Le baay lahat est bien plus qu’une façon de s’habiller : c’est un code, un signe de reconnaissance, un legs culturel et spirituel profondément enraciné dans la mémoire mouride et sénégalaise. Il se distingue par son élégance sobre, son lien indissociable avec l’identité religieuse et son rôle dans la transmission des valeurs.

Il tire son nom de Serigne Lahat Mbacké (Khalife général des Mourides de 1968 à 1989), dont la prestance vestimentaire a marqué plusieurs générations.
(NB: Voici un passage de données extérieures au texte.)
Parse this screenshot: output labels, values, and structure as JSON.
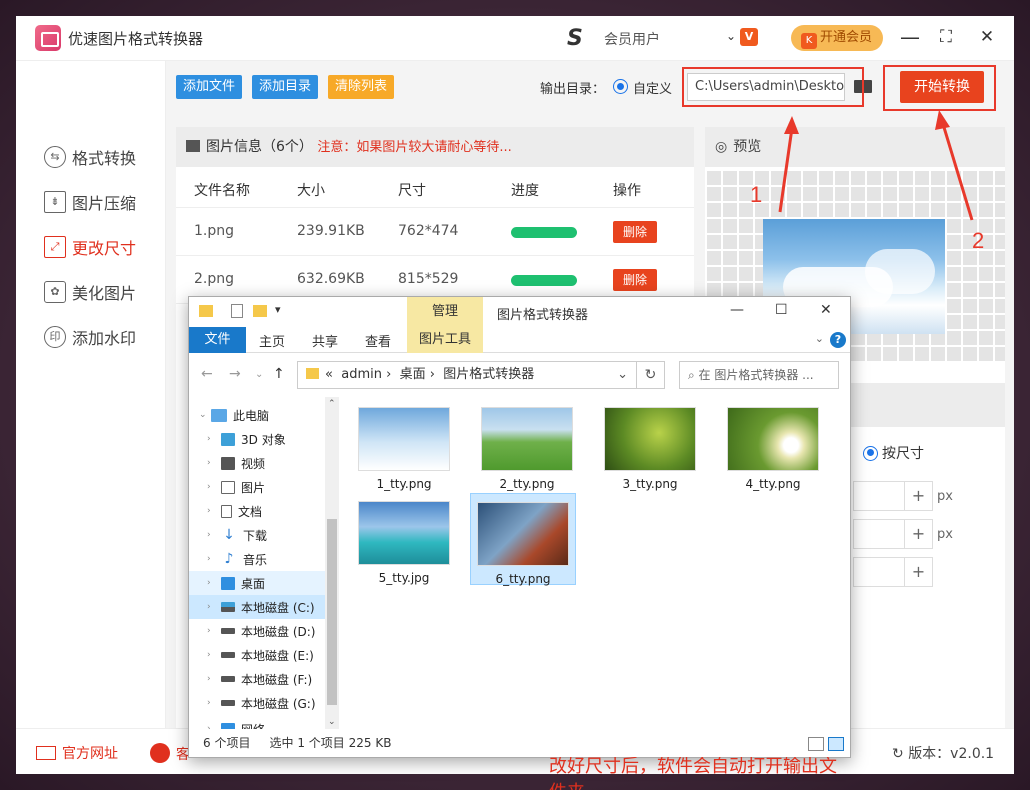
{
  "app": {
    "title": "优速图片格式转换器",
    "user_name": "会员用户",
    "vip_button": "开通会员",
    "vip_badge": "V",
    "vip_k": "K"
  },
  "window_controls": {
    "minimize": "—",
    "maximize": "⛶",
    "close": "✕"
  },
  "sidebar": {
    "items": [
      {
        "label": "格式转换",
        "icon": "format-convert-icon",
        "active": false
      },
      {
        "label": "图片压缩",
        "icon": "compress-icon",
        "active": false
      },
      {
        "label": "更改尺寸",
        "icon": "resize-icon",
        "active": true
      },
      {
        "label": "美化图片",
        "icon": "beautify-icon",
        "active": false
      },
      {
        "label": "添加水印",
        "icon": "watermark-icon",
        "active": false
      }
    ]
  },
  "toolbar": {
    "add_file": "添加文件",
    "add_dir": "添加目录",
    "clear_list": "清除列表",
    "output_label": "输出目录：",
    "custom_label": "自定义",
    "output_path": "C:\\Users\\admin\\Desktop",
    "start": "开始转换"
  },
  "file_info": {
    "title": "图片信息（6个）",
    "warning": "注意：如果图片较大请耐心等待...",
    "columns": [
      "文件名称",
      "大小",
      "尺寸",
      "进度",
      "操作"
    ],
    "rows": [
      {
        "name": "1.png",
        "size": "239.91KB",
        "dims": "762*474",
        "progress": 1.0,
        "action": "删除"
      },
      {
        "name": "2.png",
        "size": "632.69KB",
        "dims": "815*529",
        "progress": 1.0,
        "action": "删除"
      }
    ]
  },
  "preview": {
    "title": "预览",
    "by_size": "按尺寸",
    "unit": "px",
    "plus": "+"
  },
  "annotations": {
    "one": "1",
    "two": "2"
  },
  "bottom": {
    "website": "官方网址",
    "support": "客",
    "version": "版本：v2.0.1"
  },
  "explorer": {
    "manage": "管理",
    "tool_title": "图片格式转换器",
    "picture_tools": "图片工具",
    "tabs": [
      "文件",
      "主页",
      "共享",
      "查看"
    ],
    "address": [
      "admin",
      "桌面",
      "图片格式转换器"
    ],
    "address_prefix": "«",
    "search_placeholder": "在 图片格式转换器 ...",
    "tree": [
      {
        "label": "此电脑",
        "icon": "computer-icon",
        "expanded": true
      },
      {
        "label": "3D 对象",
        "icon": "3d-objects-icon"
      },
      {
        "label": "视频",
        "icon": "video-icon"
      },
      {
        "label": "图片",
        "icon": "pictures-icon"
      },
      {
        "label": "文档",
        "icon": "documents-icon"
      },
      {
        "label": "下载",
        "icon": "download-icon"
      },
      {
        "label": "音乐",
        "icon": "music-icon"
      },
      {
        "label": "桌面",
        "icon": "desktop-icon",
        "hover": true
      },
      {
        "label": "本地磁盘 (C:)",
        "icon": "drive-c-icon",
        "selected": true
      },
      {
        "label": "本地磁盘 (D:)",
        "icon": "drive-icon"
      },
      {
        "label": "本地磁盘 (E:)",
        "icon": "drive-icon"
      },
      {
        "label": "本地磁盘 (F:)",
        "icon": "drive-icon"
      },
      {
        "label": "本地磁盘 (G:)",
        "icon": "drive-icon"
      },
      {
        "label": "网络",
        "icon": "network-icon"
      }
    ],
    "files": [
      {
        "name": "1_tty.png",
        "colors": [
          "#8fc3ea",
          "#e9f3fa"
        ]
      },
      {
        "name": "2_tty.png",
        "colors": [
          "#9fc7e8",
          "#5eaa3a"
        ]
      },
      {
        "name": "3_tty.png",
        "colors": [
          "#3e6a1f",
          "#a9c842"
        ]
      },
      {
        "name": "4_tty.png",
        "colors": [
          "#5a8a2a",
          "#f4f4e0"
        ]
      },
      {
        "name": "5_tty.jpg",
        "colors": [
          "#4b86c9",
          "#38c1c8"
        ]
      },
      {
        "name": "6_tty.png",
        "colors": [
          "#2c5078",
          "#a9482a"
        ],
        "selected": true
      }
    ],
    "note": "改好尺寸后，软件会自动打开输出文件夹",
    "status_count": "6 个项目",
    "status_selected": "选中 1 个项目  225 KB"
  }
}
Ses boubous amples, confectionnés dans des tissus nobles comme le basin riche, incarnaient un idéal de dignité et de retenue.

  1. Héritage et origine spirituelle

Serigne Lahat Mbacké voyait dans l’habit un reflet de l’âme. Il répétait souvent à ses proches :

« L’élégance ne se mesure pas à l’éclat du tissu, mais à la pureté de celui qui le porte »
(Entretiens oraux, Serigne Moustapha Mbacké, archives familiales, 1985).

Cette philosophie rejoint la pensée de Cheikh Ahmadou Bamba :

« L’habit doit être un voile de pudeur, non un étalage de vanité »
(Masâlik al-Jinân, p. 45).

  1. Identité culturelle et appartenance

Selon l’anthropologue Cheikh Guèye :

« Le baay lahat est un langage social. Porter cette tenue, c’est afficher un lien avec la tradition mouride et affirmer une appartenance culturelle forte »
(Touba : la capitale des mourides, Karthala, 2002, p. 198).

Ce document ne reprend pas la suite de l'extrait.